Here’s where the trouble lies...in taking
stories on board, certain people not only think they are true but make them sacred as well. This
generation will know Bender is a story character but when robots become
commonplace, future robots might think he really existed!
Qualitatively, Jesus
and Bender both are the product of the human imagination. What a relief it is to
give up on the sacred!
@ Perry, your very lengthy referenced material
was interesting and informative. Someone here very recently said how when the
WTS came up with counter arguments they found it useful as they actually made
for a convincing case against the society. I honestly think you have done the
same here.
The mythicist
position on Jesus is that his story, his persona, has a pagan pedigree which is,
as in your proffered document, refuted mainly on the fact that he does not
follow all the attributes given to earlier God-men. Of course he does not, that
is the nature of story-telling when dispersed linguistically, ethnically and
over time. What makes the myth stick however is that although the characters
change names and appearance; their function in the mythical plot does not. For
example Jesus (outside of JWism) is the son of God but himself a god. This
harmonises with the myth; he is born at midwinter (not “of the Virgin” but IN
the Virgin of the ancient zodiac) and dies sacrificially at the spring equinox
and returns to his solar father in the heavens who is also a Sun god.
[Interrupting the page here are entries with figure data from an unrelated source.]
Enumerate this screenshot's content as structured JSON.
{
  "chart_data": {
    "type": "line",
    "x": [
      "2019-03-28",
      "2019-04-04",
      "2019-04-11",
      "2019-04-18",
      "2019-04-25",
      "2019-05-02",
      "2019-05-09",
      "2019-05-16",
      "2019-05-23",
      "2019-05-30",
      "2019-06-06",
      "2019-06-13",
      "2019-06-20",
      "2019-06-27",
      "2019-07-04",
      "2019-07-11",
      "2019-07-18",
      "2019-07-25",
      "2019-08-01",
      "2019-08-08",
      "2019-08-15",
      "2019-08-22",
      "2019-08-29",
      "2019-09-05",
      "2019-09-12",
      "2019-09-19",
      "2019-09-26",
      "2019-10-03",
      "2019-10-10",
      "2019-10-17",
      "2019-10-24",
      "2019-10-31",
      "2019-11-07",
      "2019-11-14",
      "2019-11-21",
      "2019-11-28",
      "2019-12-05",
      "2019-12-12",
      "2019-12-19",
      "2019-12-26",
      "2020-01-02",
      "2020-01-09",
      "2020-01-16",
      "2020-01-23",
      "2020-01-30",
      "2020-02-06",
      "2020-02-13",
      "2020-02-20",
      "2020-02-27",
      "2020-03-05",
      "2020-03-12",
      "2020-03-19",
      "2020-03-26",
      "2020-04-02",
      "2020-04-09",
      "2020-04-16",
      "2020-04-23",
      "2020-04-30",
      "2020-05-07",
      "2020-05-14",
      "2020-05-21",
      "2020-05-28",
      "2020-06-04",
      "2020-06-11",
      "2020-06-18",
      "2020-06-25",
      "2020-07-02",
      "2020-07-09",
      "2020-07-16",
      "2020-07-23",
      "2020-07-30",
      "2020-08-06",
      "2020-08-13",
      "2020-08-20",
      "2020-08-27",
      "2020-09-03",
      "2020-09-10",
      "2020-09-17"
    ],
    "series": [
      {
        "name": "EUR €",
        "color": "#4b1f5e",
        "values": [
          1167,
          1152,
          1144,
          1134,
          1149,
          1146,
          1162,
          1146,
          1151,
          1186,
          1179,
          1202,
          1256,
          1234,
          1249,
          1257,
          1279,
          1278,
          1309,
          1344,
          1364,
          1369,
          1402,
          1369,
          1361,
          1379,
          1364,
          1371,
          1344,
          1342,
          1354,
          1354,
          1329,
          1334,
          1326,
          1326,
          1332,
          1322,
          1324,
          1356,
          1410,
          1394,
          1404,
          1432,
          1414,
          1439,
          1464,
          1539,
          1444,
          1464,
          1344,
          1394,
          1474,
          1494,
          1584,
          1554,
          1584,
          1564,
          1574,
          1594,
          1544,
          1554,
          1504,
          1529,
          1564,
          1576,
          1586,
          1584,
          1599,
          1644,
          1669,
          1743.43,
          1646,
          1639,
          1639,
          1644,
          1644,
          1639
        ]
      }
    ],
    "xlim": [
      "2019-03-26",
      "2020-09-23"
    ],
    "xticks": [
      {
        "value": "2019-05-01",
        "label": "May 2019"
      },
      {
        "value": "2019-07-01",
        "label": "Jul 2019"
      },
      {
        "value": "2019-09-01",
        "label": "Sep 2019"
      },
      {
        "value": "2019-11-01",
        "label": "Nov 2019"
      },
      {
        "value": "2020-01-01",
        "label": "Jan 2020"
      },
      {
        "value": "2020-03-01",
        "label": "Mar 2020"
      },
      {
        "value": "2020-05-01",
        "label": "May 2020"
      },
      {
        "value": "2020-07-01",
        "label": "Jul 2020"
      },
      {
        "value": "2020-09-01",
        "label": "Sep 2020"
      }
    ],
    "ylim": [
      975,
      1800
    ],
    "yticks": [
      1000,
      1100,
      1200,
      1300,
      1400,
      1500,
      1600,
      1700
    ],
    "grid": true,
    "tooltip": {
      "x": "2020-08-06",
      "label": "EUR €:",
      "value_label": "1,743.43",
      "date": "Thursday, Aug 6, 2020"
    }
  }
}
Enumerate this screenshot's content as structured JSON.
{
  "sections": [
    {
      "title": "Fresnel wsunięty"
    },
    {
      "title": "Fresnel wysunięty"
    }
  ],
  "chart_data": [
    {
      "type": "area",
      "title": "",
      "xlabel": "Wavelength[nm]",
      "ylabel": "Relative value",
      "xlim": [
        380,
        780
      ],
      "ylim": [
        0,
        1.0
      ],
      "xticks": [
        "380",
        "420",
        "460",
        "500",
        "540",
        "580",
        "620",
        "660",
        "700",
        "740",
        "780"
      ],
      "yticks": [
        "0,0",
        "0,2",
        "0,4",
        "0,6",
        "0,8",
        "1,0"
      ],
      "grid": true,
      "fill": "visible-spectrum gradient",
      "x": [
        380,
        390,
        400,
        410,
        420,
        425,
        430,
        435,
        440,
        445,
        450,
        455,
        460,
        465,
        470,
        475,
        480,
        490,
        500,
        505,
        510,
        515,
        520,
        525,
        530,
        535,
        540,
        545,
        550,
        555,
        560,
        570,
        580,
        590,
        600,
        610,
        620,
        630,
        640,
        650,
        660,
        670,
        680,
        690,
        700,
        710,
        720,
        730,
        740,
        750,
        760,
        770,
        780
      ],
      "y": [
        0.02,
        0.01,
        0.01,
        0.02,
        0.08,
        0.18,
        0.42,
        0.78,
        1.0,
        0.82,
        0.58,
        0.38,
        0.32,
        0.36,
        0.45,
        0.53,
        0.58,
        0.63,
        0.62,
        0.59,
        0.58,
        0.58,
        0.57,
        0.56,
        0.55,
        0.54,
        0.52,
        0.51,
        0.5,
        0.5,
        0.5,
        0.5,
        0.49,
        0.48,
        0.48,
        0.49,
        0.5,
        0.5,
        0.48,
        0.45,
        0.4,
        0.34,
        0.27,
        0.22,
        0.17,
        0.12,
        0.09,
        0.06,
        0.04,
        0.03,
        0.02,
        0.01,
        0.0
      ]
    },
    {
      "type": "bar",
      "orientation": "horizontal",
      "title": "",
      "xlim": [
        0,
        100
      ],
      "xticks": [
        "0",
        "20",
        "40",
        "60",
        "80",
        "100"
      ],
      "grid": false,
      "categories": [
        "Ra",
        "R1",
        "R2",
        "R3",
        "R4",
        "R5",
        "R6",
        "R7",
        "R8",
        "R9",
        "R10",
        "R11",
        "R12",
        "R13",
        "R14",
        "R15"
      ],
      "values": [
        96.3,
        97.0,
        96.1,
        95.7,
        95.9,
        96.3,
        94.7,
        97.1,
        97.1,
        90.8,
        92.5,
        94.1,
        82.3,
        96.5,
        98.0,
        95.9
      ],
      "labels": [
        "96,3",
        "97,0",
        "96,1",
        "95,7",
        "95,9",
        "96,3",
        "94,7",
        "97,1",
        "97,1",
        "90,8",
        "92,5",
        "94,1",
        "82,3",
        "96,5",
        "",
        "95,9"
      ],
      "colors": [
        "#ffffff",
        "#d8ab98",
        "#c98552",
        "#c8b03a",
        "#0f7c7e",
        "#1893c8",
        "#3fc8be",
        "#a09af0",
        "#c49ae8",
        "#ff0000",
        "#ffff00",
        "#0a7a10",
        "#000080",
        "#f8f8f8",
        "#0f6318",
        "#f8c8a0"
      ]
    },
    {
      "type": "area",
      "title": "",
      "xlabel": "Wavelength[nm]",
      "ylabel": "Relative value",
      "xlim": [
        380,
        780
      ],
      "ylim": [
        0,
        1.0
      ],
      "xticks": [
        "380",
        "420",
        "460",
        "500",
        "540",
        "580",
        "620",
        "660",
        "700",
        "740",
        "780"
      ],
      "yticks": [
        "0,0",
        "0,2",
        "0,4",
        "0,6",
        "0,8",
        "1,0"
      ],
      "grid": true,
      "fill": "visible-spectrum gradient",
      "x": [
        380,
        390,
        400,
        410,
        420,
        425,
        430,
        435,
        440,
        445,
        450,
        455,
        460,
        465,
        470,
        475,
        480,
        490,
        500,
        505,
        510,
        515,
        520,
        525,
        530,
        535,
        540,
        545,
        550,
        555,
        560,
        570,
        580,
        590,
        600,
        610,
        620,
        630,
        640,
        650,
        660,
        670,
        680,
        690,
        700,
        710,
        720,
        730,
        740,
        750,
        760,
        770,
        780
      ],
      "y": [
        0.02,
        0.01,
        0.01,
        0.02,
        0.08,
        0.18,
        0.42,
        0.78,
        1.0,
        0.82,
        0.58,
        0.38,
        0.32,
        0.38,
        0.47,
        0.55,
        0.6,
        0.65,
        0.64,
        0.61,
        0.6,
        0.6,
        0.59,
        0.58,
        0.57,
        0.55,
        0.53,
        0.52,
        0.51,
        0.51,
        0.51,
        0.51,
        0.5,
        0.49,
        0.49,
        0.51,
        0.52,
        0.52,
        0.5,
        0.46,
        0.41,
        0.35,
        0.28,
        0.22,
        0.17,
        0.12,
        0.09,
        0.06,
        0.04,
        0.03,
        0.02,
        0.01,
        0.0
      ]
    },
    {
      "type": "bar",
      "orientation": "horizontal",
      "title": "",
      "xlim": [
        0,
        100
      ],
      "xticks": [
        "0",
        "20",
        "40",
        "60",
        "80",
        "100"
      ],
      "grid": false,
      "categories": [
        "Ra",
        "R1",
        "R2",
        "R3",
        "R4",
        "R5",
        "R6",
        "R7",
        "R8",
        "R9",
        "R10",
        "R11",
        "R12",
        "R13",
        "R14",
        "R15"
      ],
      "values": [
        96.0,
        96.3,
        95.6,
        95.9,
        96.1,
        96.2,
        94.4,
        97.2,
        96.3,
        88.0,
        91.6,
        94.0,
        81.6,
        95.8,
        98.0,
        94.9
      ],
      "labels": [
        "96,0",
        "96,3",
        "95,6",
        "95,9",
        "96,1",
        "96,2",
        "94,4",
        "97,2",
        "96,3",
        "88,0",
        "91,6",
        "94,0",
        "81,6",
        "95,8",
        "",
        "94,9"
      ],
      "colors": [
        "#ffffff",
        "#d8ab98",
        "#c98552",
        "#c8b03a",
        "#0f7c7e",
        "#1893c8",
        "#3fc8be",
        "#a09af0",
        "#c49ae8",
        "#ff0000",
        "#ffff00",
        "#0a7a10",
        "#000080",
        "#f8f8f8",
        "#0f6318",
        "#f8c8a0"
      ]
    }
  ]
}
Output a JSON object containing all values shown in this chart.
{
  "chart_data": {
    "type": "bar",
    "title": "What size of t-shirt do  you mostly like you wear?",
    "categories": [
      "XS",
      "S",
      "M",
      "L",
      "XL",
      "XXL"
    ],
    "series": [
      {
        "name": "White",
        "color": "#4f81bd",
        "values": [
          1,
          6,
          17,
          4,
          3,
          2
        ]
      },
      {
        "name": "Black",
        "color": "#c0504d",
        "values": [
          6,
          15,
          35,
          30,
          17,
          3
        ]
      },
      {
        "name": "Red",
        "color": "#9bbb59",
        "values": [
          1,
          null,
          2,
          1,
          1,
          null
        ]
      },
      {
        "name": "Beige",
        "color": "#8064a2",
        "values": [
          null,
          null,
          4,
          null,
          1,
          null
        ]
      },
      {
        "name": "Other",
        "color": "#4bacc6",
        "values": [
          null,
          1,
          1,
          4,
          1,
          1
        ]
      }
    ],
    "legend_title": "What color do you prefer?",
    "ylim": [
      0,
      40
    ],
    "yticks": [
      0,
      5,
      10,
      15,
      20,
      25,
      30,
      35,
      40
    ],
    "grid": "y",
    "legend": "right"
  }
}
These key attributes or tropes are found in all
of the earlier sacrificial God-men saviours. The reason being that underneath
the familiar story is yet an earlier and more primitive pagan acknowledgement; a
universally held mythos from pre-literate, oral tradition. These are based on
the meanings and cyclic nature of the constellations of stars, Sun and Moon.
Jesus
ultimately is drawn from the annual story of the birth and rising illumination
of the Sun through the solar year. Solar gods must die and take the value of
their life to redeem mankind by going their way to their solar father in heaven,
the reason for this (from the source myth) is from the observable fact
that light at the spring equinox appears
suddenly to begin to shine much brighter. The explanation given was that the radiant son of the Sun God
and his solar father are now ruling together
from the heavens in glory.
The Jesus story is nothing other than the solar myth
vastly elaborated and dressed up for acceptability as a sacred narrative to the Levantine audience.
To remain thinking that it is from God is naive.